I wonder if they are right, though. I mean, I have always been fairly solitary. I was an only child whose early years were spent in a rural town on a farm. No playmates, at least not my age. My grandmother watched me and we did fun things like collage (why am I so bad at that now?) and. . . I don't know what else. I guess I had imaginary adventures. I learned to read before I went to school and I remember children's books with fantastic illustrations. Maybe it was that which shaped my personality. I've always liked the pretend version of things.
But yea. I think I need a companion in fun. There again, however, I fall into the category of "a world for two" as in Hemingway's novels. His characters are always looking for a separate peace even as he recognizes that a man alone hasn't got a bloody chance. The protagonist of "To Have and to Have Not" needs his mate.
I do miss laughing. That is hard to do alone. I do sometimes, but there is nothing like shared laughter. Couples make touchstones of hilarity so that a simple phrase, perhaps, or even a single word, can prompt sidesplitting mirth.
Yes, that is the thing I miss most. Well. . . maybe not "most," but it is up there.
And I don't seem to dance any more. I am the world's worst dancer, but I am certainly entertaining. I can make you laugh with one of my Laura Petri moves, I'm sure. I have the agility of a stone when I dance, with little T-Rex arms and the stiff neck shake, knock-kneed, with maybe a small forward bend at the waist. Yea, I don't seem to do that any more.
Playing ball with the boys was fun, but none of them are that mobile any more. Maybe a game of horse. But hard courts ruined us.
We should have played lawn darts or horse shoes.
I guess I do laugh quite a bit when I go to art exhibits with my friend. I go a bit nuts there. I am good at that.
Do text messages count? There seems to be some fun there. Flow and all.
The maids come today, but that's no fun. The lawn guy came yesterday and we had a squabble about payment. That was no fun, either. I have some straightening to do before the maids arrive, and that brings me little joy. Then I will go to the gym. Is that fun? I talk to more people now. Is that flow?
Maybe I'm more social than I think, but I usually end up saying something too weird for that crowd. Maybe that doesn't count.
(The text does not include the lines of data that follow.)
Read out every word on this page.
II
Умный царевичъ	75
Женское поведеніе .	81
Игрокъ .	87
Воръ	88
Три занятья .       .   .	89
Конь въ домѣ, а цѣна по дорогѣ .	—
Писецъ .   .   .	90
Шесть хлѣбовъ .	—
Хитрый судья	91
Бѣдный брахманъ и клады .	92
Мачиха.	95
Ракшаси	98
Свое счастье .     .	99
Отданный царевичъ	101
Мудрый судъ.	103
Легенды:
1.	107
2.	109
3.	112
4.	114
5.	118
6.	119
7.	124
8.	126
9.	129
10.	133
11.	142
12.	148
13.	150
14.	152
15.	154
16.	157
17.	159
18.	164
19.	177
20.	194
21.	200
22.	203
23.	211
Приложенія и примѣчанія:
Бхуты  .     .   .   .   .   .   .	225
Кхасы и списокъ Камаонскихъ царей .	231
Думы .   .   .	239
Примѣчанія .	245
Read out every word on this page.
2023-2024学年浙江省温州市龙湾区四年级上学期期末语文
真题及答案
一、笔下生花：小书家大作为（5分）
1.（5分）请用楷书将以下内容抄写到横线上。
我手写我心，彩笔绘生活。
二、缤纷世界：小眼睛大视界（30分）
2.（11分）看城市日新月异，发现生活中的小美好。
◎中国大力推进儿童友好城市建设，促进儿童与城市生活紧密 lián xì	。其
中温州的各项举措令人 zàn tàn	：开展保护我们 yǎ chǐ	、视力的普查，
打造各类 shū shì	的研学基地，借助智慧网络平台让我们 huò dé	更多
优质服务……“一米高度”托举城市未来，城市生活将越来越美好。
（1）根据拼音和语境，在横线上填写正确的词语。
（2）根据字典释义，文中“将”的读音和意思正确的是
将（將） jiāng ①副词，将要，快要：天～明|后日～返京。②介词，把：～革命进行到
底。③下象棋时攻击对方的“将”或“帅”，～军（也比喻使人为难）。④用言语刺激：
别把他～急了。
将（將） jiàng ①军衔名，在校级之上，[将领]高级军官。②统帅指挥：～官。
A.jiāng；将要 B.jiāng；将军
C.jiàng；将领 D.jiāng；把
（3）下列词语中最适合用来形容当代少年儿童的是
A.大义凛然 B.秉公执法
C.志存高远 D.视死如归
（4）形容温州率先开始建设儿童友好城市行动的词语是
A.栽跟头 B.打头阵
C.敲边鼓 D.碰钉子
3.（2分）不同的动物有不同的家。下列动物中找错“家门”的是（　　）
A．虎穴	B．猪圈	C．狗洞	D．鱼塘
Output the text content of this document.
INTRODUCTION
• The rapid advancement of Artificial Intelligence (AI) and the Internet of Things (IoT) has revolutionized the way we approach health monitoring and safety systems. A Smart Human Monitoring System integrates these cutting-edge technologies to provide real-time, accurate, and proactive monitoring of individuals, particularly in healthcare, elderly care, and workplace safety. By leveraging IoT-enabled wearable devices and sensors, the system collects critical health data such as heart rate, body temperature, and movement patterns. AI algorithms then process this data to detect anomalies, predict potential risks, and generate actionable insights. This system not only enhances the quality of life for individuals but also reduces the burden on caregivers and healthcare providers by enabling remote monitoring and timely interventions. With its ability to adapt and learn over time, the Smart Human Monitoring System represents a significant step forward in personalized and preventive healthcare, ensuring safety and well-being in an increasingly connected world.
One day when I was driving across the middle of the state looking for "stuff," I came upon a carnival or fair that was setting up outside a speedway. Fairs are supposed to be fun, but I was there while the workers were setting up. That was not fun. They were not fun. There I was, fay boy with a camera, they greasy and sweaty and dourly criminal living in travel trailers and moving from town to town. I'm sure they would have hurt me if it wouldn't have brought "the law."
I didn't stay long.
That article, it got to me a bit. I think a person is happiest when it has something to look forward to.
I haven't had that for a very long time. I appease my longings sometimes with the occasional sushi. Jesus.
Maybe I should join a club. Play bingo. Shuffleboard. Go to church.
Seriously. . . isn't that what people do?